Em julgados recentes, os tribunais superiores vêm entendendo que sim, com base no princípio da indisponibilidade da ação penal de iniciativa pública e do livre convencimento motivado, bem como em uma leitura isolada do artigo 385 do Código de Processo Penal, segundo o qual "nos crimes de ação pública, o juiz poderá proferir sentença condenatória, ainda que o Ministério Público tenha opinado pela absolvição".
Ocorre que tal previsão legal, que remonta à edição do Código de Processo Penal nos idos da década de 1940, não se sustenta à luz do sistema processual penal democrático inaugurado pela Constituição Federal de 1988, consagradora dos princípios do contraditório, da ampla defesa e da imparcialidade do julgador.
Com efeito, trata-se de garantias típicas do sistema processual acusatório, cuja premissa básica consiste na distinção clara e necessária entre as funções de acusar e julgar, cabendo ao Ministério Público, por um lado, promover a ação penal pública, e ao juiz natural e imparcial, por outro, atuar nos limites da pretensão acusatória.
Mas não só. O princípio acusatório, que rege o processo penal brasileiro, exige que a acusação revele uma alternativa de solução do caso oposta à alternativa deduzida no exercício do direito de defesa. Acusação e defesa surgem, portanto, com propostas excludentes de sentença, ambas dispostas a buscar a solução da causa, do que se pressupõe a imparcialidade do julgador, igualmente disposto a se fazer convencer por ambas as teses.
Nesse cenário, a legitimação da decisão decorre do contraditório, ou seja, de ter sido construída a partir de um processo dialético, no qual tenha sido garantida a paridade de armas entre as partes para que possam, de fato, convencer o juízo de suas pretensões opostas.
Pois bem. Se, ao final da ação penal, colhida toda a prova, delibera o Ministério Público pela absolvição do réu, evidente que está a pugnar pela improcedência da acusação anteriormente ofertada, concluindo que os elementos indiciários que a sustentaram não se mostraram, após a instrução penal, aptos a fundamentar a condenação que um dia se requereu.
Nesse cenário, a condenação contrária ao pedido ministerial corresponde à evidente violação do princípio da correlação entre sentença e acusação, a qual, por certo, não se limita aos termos da denúncia, mas também à conclusão ministerial ao término da fase de produção de prova. Afinal, o pedido de condenação feito no momento inicial da ação penal, quando do oferecimento da denúncia, não é apto a justificar uma decisão condenatória, que deve ser fundamentada na prova submetida ao contraditório durante o processo.

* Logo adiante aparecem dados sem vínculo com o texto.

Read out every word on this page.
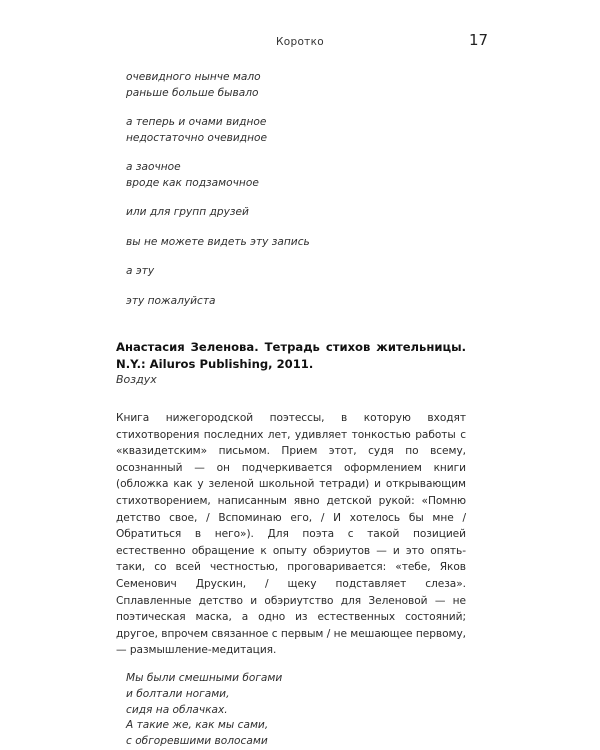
Коротко	17
очевидного нынче мало
раньше больше бывало
а теперь и очами видное
недостаточно очевидное
а заочное
вроде как подзамочное
или для групп друзей
вы не можете видеть эту запись
а эту
эту пожалуйста
Анастасия Зеленова. Тетрадь стихов жительницы. N.Y.: Ailuros Publishing, 2011.
Воздух
Книга нижегородской поэтессы, в которую входят стихотворения последних лет, удивляет тонкостью работы с «квазидетским» письмом. Прием этот, судя по всему, осознанный — он подчеркивается оформлением книги (обложка как у зеленой школьной тетради) и открывающим стихотворением, написанным явно детской рукой: «Помню детство свое, / Вспоминаю его, / И хотелось бы мне / Обратиться в него»). Для поэта с такой позицией естественно обращение к опыту обэриутов — и это опять-таки, со всей честностью, проговаривается: «тебе, Яков Семенович Друскин, / щеку подставляет слеза». Сплавленные детство и обэриутство для Зеленовой — не поэтическая маска, а одно из естественных состояний; другое, впрочем связанное с первым / не мешающее первому, — размышление-медитация.
Мы были смешными богами
и болтали ногами,
сидя на облачках.
А такие же, как мы сами,
с обгоревшими волосами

Assim, ao condenar o acusado em contrariedade a um pedido de absolvição do próprio Ministério Público, pode-se dizer que está o juiz a condenar sem acusação, incutindo-se automaticamente na figura de acusador e perdendo a imparcialidade que dele se espera.
Disso decorre, por certo, inegável violação ao princípio do contraditório, na medida em que, requerendo o Ministério Público a improcedência da denúncia, não mais existirá entre as partes litigantes posições opostas, mas, sim, uma mesma e única pretensão absolutória.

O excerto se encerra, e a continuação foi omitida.